How to cite this URL:
Kotecha VR. Aligning collaboration and integration towards “One Nation, One Health System” for a resilient public health delivery. J Res Ayurvedic Sci [serial online] 2023 [cited 2023 Feb 2];7:4-5. Available from: http://www.jrasccras.com/text.asp?2023/7/1/4/362948



To ensure that everyone, everywhere, has access to essential healthcare services without facing financial hardship is the ultimate goal of Universal Health Coverage (UHC). It covers the entire range of necessary, high-quality healthcare services, from health promotion through prevention, diagnosis, and treatment to rehabilitation and palliative care throughout the life course. The progressive realization of UHC is one of the core elements of the Sustainable Development Goals(SDGs) of the United Nation (UN).[1]The SDGs present a rare opportunity to advance public health by integrating public policies across various sectors (the Health in All approach defined by the World Health organization (WHO).[2] The UN has recommended that to administer routine health care and address social determinants of health, there should be multi-sectoral, multi-stakeholder, and comprehensive activities at all levels.[3]This inclusive health system can help with varied decision-making, early disease identification by increasing accessibility, and public acceptance of government-led interventions. Policies and institutional mechanisms targeted at boosting coverage and access to health services show India’s dedication to achieving UHC.

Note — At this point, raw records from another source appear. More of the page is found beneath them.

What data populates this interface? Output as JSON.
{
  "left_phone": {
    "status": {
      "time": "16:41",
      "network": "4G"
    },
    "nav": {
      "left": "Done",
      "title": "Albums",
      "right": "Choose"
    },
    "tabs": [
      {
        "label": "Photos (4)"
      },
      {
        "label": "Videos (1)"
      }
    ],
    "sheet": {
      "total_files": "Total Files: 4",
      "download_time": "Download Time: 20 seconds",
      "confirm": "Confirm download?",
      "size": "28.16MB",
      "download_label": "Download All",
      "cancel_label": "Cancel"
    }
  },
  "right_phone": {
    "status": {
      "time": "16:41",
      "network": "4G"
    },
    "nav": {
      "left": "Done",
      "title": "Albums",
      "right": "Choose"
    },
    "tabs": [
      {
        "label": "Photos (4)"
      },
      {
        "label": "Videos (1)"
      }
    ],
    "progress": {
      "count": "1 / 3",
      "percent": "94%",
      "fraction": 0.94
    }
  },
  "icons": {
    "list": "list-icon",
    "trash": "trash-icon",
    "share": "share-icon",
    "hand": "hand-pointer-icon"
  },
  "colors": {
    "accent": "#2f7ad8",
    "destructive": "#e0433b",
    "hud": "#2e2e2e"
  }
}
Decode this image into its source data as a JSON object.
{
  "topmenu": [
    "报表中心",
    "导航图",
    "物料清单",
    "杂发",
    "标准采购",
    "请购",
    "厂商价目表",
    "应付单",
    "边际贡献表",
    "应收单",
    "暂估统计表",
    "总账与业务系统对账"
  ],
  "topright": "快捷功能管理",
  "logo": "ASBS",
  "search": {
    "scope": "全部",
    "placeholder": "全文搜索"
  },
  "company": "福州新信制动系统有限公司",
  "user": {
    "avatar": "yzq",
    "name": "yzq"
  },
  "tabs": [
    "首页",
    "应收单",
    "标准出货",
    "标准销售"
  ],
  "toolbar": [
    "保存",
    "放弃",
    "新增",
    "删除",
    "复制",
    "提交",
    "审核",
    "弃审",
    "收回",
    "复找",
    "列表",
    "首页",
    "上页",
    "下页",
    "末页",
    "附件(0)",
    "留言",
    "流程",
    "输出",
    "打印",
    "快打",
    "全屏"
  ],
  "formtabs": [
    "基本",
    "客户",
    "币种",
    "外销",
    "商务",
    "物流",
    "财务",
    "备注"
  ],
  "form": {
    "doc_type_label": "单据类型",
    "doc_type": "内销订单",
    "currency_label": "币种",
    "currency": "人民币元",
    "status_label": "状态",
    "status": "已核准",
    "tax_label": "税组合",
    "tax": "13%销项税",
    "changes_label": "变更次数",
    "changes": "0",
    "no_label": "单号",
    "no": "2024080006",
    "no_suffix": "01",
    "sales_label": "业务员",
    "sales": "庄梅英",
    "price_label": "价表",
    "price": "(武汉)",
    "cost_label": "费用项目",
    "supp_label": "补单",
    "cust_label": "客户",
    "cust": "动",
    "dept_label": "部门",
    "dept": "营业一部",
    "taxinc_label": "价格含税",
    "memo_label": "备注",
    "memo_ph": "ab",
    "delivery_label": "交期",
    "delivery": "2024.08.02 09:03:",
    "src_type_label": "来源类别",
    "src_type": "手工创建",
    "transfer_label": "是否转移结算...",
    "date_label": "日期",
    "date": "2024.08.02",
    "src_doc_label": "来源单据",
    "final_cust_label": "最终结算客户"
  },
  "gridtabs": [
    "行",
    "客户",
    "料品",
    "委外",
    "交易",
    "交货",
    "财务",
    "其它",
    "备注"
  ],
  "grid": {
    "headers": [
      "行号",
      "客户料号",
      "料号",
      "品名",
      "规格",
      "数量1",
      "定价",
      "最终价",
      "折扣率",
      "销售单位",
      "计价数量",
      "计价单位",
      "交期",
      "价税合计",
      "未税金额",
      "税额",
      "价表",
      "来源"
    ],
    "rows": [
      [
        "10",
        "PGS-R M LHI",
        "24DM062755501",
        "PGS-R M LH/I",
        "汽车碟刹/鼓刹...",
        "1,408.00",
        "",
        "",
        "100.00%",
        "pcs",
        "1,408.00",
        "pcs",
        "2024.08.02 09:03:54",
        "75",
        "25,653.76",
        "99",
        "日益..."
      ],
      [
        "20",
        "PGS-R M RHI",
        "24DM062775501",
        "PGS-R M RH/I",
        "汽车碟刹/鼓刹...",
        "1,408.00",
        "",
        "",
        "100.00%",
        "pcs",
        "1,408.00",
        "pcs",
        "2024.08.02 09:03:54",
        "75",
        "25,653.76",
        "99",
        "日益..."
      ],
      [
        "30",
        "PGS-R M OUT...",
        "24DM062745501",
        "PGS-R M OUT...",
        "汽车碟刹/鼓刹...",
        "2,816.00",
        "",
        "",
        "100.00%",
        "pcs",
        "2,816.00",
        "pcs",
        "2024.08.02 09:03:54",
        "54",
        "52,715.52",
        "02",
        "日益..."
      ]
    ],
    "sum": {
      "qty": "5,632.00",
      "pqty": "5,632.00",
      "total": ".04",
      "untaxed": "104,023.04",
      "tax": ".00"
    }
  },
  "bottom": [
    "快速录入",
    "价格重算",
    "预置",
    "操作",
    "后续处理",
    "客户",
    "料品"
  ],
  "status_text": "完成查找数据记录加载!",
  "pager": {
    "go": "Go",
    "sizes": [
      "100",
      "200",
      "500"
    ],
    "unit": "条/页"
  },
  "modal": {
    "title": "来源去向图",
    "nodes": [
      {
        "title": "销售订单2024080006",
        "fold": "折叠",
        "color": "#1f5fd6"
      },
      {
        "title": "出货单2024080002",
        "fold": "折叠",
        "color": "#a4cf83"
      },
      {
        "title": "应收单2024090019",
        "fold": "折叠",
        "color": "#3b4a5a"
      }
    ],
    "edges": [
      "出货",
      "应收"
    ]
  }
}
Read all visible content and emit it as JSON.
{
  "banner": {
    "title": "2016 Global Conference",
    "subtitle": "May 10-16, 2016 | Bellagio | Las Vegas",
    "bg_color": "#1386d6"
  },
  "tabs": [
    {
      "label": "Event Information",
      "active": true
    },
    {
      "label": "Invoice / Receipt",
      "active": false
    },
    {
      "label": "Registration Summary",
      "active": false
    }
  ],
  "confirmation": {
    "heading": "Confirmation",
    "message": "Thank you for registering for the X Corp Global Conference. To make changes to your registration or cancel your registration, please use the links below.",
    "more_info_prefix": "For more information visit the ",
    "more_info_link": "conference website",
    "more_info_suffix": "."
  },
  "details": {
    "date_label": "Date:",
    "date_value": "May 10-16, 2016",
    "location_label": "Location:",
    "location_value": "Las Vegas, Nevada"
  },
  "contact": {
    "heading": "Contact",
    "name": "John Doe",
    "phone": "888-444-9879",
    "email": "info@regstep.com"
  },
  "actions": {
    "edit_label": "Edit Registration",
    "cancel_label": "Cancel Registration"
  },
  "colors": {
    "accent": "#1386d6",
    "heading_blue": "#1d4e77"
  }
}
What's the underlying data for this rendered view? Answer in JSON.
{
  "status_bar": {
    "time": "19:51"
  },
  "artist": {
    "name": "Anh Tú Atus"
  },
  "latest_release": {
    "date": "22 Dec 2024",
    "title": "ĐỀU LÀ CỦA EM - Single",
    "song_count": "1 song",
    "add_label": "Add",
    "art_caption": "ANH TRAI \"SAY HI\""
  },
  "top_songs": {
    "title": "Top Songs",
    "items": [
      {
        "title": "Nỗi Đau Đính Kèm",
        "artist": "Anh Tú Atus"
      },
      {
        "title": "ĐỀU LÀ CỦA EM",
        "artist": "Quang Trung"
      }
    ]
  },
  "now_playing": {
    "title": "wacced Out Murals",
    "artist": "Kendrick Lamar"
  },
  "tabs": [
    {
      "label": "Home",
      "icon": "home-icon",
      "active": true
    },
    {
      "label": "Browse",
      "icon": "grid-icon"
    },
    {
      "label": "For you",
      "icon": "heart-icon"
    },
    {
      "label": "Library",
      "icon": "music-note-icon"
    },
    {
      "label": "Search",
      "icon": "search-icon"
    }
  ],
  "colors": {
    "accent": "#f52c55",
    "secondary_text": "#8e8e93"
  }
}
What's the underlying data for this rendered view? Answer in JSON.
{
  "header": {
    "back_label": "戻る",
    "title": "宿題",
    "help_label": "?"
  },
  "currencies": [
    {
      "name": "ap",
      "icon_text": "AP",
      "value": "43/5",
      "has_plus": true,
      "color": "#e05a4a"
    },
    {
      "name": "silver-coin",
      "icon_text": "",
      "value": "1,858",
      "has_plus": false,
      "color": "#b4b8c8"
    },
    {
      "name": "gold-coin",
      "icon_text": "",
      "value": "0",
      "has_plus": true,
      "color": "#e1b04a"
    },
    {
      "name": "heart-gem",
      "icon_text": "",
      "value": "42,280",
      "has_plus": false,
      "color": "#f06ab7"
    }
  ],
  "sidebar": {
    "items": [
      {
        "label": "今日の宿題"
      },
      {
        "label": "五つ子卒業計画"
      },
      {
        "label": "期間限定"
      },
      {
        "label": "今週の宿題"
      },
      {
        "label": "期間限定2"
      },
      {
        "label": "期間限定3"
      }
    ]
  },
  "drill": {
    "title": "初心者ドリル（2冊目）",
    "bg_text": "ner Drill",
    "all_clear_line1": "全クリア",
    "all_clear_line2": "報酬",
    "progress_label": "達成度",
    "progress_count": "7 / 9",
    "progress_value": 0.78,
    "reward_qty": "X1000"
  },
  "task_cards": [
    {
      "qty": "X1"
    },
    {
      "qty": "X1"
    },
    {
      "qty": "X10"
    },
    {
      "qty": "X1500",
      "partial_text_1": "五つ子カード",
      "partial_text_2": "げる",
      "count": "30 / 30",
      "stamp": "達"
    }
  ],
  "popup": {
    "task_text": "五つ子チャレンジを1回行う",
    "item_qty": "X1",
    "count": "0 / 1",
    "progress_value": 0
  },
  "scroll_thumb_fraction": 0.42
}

Regarding health, India is currently going through a socio-economic, demographic, environmental, and epidemiological shift, and many disease loads are challenging the health system. In reality, the changes are causing a rise in the demand for healthcare services. With the nation’s inadequate public health infrastructure and human resources, substantial sociocultural variety, and considerable infrastructure variations between rural and urban areas, responding to these responsibilities has been difficult. In this situation, a comprehensive, high-quality health care system can address the demands of both individuals and populations. It is a cutting-edge strategy for providing healthcare, and when it is founded on strong primary care and crucial public health duties, it enhances people-centred health systems and aids in making the most effective use of available resources.[4],[5] The ‘health of the nation’ may be the most essential factor in determining the kind and scope of its development and progress. When science is being developed, it should be done in a way that accommodates all demographic groups in the country and ensures fair resource distribution. Effective, safe, and people-centered health care services are also guaranteed by successful integration across this continuum of care. To address the populace’s requirements in terms of health care, an integrated health system known as ‘One Nation, One Health System’ (ONOH) would maximize the strengths of the pluralistic health systems.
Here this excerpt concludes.